Не случайно во время «культурной революции» — политического апогея маоистской диктатуры — одна из публичных кампаний была нацелена на реабилитацию Ши-хуанди династии Цинь, традиционного главного злодея в китайской истории и строителя первой в империи рубежной стены. Благодаря перетасовке фактов, проделанной партийными историками, Ши-хуанди в начале 1970-х годов претерпел головокружительную трансформацию от тирана-филистера до провидца-модернизатора. Стену Ши-хуанди, славословила одна из статей в «Жэньминь жибао», официальном органе коммунистической партии, построили «для предотвращения беспокоящих нападений со стороны рабовладельцев-сюнну и укрепления феодального государства, основанного на централизации власти. Это было созвучно с интересами народа». По мере того как акции Ши-хуанди повышались в цене, акции его противников падали. В 1975 году состоялась публикация в книжном формате отречения Мэн Цзянну, легендарной вдовы, оплакавшей мужа, погибшего на строительстве циньской стены.
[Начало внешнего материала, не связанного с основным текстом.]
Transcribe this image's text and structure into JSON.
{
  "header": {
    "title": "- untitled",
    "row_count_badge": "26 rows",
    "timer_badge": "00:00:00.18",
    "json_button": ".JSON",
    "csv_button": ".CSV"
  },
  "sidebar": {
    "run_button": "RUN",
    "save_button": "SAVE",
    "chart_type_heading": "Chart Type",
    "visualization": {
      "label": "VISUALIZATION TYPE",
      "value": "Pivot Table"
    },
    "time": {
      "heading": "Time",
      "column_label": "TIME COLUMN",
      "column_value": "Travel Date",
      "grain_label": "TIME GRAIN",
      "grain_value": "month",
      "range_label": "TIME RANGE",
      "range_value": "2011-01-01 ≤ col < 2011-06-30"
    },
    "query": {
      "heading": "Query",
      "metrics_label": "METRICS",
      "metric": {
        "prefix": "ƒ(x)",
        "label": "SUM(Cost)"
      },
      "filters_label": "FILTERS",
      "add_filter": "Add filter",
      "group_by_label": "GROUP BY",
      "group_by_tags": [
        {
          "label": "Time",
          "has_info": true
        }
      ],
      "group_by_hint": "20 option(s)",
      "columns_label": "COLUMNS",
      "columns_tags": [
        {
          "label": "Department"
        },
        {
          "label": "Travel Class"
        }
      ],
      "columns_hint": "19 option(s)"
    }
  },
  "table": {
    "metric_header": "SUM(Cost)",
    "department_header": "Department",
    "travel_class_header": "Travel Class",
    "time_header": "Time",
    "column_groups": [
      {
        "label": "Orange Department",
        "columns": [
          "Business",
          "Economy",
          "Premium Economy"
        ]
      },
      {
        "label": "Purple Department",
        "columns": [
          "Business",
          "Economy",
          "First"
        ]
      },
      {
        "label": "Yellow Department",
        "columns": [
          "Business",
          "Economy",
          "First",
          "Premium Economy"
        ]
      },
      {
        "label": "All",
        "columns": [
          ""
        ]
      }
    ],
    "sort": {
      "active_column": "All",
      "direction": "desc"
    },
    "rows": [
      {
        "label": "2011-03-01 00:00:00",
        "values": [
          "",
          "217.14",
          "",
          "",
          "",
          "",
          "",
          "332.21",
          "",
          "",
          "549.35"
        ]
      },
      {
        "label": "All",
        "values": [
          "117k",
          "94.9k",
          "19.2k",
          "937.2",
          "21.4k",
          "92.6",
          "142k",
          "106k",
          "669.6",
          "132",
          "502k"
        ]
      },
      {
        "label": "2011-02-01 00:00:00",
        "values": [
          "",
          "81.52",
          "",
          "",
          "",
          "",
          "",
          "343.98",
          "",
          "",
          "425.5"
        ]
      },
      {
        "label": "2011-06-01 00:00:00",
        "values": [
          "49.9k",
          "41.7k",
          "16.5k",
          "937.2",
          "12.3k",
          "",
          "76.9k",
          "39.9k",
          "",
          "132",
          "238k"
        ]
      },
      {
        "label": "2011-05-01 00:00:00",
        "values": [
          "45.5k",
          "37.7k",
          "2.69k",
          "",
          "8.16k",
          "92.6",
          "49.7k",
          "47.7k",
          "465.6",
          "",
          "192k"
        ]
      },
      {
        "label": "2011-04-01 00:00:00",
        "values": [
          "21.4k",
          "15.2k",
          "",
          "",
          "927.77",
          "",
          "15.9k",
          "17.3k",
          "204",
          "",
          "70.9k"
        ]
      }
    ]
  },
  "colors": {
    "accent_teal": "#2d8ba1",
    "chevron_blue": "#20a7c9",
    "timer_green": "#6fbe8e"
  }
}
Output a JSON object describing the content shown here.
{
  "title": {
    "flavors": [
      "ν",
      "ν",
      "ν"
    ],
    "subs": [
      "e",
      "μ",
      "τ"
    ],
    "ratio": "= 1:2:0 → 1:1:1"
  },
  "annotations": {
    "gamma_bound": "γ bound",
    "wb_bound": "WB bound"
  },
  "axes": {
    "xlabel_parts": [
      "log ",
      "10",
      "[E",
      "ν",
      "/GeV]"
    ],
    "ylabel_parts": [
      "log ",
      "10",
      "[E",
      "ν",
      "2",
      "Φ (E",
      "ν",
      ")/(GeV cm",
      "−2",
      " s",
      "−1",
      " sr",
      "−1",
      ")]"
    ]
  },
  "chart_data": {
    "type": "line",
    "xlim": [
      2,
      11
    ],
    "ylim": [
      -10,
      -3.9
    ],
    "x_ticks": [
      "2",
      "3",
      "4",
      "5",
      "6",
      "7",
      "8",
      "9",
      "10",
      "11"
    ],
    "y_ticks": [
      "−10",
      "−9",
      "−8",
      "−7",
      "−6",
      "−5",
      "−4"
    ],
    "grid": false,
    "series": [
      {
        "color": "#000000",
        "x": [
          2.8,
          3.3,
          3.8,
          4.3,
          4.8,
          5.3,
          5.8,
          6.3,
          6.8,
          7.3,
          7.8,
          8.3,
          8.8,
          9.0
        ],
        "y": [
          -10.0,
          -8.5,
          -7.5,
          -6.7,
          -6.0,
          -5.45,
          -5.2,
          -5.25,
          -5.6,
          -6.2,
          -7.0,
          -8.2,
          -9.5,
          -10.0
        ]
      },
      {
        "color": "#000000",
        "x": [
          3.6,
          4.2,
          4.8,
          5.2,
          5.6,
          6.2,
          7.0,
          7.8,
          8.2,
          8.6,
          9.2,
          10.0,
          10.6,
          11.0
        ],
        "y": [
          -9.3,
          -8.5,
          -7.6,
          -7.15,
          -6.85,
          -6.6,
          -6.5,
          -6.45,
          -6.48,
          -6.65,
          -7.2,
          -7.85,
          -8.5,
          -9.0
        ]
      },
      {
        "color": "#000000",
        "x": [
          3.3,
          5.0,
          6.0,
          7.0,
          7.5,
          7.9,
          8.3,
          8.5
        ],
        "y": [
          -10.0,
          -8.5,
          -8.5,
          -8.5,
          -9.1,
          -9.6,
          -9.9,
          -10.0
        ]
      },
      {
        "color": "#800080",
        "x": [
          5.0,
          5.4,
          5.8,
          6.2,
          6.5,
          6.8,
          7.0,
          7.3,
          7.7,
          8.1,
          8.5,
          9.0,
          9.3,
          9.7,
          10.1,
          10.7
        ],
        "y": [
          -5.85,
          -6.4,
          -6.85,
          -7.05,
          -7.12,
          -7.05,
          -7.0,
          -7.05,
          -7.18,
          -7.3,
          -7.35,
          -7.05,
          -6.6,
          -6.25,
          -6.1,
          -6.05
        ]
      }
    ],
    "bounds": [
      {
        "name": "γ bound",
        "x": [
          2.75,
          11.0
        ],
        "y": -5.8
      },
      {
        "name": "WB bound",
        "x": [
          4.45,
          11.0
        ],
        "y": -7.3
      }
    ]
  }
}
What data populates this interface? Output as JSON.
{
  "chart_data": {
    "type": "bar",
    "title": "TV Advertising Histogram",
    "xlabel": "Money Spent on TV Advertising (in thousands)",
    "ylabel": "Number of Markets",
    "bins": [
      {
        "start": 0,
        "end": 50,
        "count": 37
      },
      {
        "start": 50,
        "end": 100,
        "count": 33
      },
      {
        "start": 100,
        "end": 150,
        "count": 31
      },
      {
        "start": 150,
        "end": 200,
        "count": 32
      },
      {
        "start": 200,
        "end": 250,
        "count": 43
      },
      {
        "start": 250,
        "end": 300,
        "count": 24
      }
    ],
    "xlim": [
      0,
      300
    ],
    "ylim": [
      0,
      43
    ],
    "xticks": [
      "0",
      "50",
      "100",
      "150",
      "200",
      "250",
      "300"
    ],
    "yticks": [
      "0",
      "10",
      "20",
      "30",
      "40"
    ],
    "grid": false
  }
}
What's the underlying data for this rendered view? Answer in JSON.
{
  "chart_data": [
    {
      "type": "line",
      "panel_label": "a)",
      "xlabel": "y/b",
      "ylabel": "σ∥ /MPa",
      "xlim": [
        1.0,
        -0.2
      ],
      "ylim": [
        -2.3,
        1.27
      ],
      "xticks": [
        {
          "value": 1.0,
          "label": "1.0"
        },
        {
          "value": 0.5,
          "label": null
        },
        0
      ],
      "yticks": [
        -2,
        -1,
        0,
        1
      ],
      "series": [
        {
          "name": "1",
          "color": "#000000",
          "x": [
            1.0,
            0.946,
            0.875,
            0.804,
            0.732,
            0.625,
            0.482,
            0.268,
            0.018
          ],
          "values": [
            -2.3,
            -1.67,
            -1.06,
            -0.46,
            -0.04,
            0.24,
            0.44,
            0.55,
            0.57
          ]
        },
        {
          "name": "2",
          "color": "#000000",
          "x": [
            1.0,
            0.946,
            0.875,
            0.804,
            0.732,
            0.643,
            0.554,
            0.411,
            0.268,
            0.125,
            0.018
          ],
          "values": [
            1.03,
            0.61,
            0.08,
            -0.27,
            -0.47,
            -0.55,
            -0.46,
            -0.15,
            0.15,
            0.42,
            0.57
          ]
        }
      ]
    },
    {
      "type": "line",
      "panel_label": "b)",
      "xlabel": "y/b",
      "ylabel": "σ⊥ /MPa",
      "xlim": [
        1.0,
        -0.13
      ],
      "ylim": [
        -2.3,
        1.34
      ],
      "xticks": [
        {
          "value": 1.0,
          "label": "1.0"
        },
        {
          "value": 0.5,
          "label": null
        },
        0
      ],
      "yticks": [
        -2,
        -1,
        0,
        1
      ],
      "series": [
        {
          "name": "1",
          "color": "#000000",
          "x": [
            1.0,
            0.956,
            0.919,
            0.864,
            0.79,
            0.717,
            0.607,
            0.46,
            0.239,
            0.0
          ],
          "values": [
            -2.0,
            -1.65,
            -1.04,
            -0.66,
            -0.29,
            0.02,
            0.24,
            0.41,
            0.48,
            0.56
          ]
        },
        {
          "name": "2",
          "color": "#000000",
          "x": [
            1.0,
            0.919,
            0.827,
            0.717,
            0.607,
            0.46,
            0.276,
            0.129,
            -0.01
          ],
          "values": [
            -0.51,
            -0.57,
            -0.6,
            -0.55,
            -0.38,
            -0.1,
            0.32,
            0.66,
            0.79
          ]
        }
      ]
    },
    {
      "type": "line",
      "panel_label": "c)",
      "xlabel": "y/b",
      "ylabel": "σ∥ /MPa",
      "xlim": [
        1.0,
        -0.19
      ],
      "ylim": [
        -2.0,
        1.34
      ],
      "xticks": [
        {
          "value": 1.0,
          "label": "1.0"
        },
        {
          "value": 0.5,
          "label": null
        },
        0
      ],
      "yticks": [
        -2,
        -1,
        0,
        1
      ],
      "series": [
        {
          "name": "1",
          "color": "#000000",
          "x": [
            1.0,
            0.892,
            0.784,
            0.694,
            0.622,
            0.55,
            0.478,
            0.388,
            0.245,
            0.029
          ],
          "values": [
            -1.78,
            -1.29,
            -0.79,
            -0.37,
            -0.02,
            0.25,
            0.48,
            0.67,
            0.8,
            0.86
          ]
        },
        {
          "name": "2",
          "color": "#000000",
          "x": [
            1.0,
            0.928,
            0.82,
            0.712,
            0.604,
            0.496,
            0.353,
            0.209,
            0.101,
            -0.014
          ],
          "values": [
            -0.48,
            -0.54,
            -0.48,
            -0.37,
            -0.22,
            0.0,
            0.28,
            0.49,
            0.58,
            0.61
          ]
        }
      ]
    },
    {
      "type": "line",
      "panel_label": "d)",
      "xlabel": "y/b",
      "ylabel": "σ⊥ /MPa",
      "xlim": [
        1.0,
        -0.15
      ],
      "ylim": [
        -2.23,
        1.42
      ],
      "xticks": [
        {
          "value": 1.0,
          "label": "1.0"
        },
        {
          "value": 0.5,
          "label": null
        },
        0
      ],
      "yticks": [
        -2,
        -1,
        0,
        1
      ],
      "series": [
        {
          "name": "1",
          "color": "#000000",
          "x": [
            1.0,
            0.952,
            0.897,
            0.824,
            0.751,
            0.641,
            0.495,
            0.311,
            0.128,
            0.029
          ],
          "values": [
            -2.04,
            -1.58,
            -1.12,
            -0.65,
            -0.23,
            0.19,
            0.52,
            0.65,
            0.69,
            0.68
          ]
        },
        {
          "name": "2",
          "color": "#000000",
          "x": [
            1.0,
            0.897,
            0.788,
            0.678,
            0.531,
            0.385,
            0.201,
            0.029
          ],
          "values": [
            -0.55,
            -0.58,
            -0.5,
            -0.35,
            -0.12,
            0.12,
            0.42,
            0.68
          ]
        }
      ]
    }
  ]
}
Отречение, озаглавленное «Мэн Цзянну являлся проконфуцианским, антилегистским ядовитым растением», было написано в высоком стиле «культурной революции». Принимая во внимание, в каком заброшенном или разрушенном состоянии находилась стена в те годы, трудно представить более показательный пример двуличного подхода Мао к прошлому: его глубоко китайского внимания к постановке истории на службу настоящему (отметьте в некоторой степени схожую ситуацию в Британии 1980-х годов: премьер-министр Тэтчер побудила «Таймс» воздать хвалу Адриану и его стене, желая поддержать ее оппозицию Европейскому союзу), и его безжалостное забвение любого эпизода той же истории, который не соответствовал его тоталитарному мировоззрению.
Заключение
Великая стена, Великий супермаркет и Великая «огненная река»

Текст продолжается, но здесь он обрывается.